While preparing to apply the initial oil finish on the top yesterday, I got to thinking about how to smooth the surface. I didn’t want the ultra-smooth finish from a handplane because it might cause work to slip around.
Then I remembered how most people smooth stuff: sandpaper. Hey, I happened to have a bit of that, so I lightly hand-sanded with 360, then 600 grit paper. The effect was just what I wanted: a top that’s smooth, but not slick.
Finally, it was time to apply the oil. Looking at the surface made me glad that they had the beech top in stock.
A photo like this doesn’t do justice to how nice this wood looks. The reddish board is the classic steamed beech color. It got me thinking of why I wanted to take up woodworking in the first place. So I feel all encouraged. And stuff.

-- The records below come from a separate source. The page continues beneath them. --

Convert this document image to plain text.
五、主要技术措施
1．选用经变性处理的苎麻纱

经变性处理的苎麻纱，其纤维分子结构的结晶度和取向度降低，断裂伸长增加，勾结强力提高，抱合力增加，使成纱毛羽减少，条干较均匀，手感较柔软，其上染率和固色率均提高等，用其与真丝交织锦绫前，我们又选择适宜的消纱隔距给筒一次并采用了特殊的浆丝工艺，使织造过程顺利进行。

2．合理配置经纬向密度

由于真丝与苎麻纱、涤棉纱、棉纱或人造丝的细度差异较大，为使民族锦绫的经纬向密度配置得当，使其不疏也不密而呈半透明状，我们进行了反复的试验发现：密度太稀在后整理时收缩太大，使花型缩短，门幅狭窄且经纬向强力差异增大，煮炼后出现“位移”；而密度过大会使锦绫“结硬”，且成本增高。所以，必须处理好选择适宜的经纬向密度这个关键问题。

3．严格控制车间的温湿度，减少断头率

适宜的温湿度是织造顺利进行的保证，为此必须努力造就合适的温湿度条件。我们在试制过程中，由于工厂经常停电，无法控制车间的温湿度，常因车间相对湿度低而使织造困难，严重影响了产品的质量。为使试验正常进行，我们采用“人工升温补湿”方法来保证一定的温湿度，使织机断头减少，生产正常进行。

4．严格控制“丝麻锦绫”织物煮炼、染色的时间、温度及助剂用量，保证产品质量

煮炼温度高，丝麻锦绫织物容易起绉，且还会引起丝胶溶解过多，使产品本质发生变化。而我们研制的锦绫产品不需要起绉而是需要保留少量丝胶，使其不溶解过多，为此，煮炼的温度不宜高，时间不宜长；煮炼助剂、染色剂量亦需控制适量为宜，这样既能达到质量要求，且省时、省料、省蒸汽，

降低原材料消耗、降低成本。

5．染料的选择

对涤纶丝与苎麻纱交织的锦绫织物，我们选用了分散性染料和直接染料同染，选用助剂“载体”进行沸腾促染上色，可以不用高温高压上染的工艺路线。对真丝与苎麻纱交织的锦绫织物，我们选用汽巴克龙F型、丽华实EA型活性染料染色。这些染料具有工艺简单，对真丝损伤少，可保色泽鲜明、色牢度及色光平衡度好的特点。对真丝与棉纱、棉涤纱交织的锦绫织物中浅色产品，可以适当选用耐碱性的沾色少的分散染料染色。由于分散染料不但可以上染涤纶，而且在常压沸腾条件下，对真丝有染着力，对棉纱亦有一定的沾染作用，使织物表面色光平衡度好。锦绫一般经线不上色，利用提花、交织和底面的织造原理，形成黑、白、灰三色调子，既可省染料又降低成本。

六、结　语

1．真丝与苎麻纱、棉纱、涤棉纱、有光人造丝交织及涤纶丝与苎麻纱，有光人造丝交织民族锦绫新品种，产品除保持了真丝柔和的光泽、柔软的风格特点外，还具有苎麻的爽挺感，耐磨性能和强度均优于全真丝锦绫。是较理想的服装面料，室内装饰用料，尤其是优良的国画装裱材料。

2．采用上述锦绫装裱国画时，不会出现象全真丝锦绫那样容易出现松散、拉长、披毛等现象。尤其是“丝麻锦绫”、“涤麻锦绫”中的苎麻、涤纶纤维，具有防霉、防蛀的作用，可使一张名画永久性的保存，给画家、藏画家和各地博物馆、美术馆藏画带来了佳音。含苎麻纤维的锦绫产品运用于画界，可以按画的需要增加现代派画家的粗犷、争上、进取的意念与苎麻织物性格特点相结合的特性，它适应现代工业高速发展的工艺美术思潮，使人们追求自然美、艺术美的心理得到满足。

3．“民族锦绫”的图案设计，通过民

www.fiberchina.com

To bore the dog holes, I picked up a 3/4″ auger bit–new, unfortunately. There were two in stock, and one looked just my 3/8″ bit from the factory: cutting edges that look like sofas. The other one was a little better, so I bought that one and didn’t even bother to try it until I had touched it up with the auger bit file. It seems to work fine, though of course, it requires a lot more muscle to put a hole through wood than the smaller bit.
Incidentally, this test hole (done in a Douglas Fir 2×4) was the first time I used my new bench. I clamped the board to the top, letting part of it overhang.
My improvised Workmate® dogs from several months ago will work for my new workbench, because they are made from 3/4″ dowels. However, I want to cut faces in them for a slightly better grip. Also, several of them may not be optimally long, but that’s no big deal. I still have lots of the dowel stock left.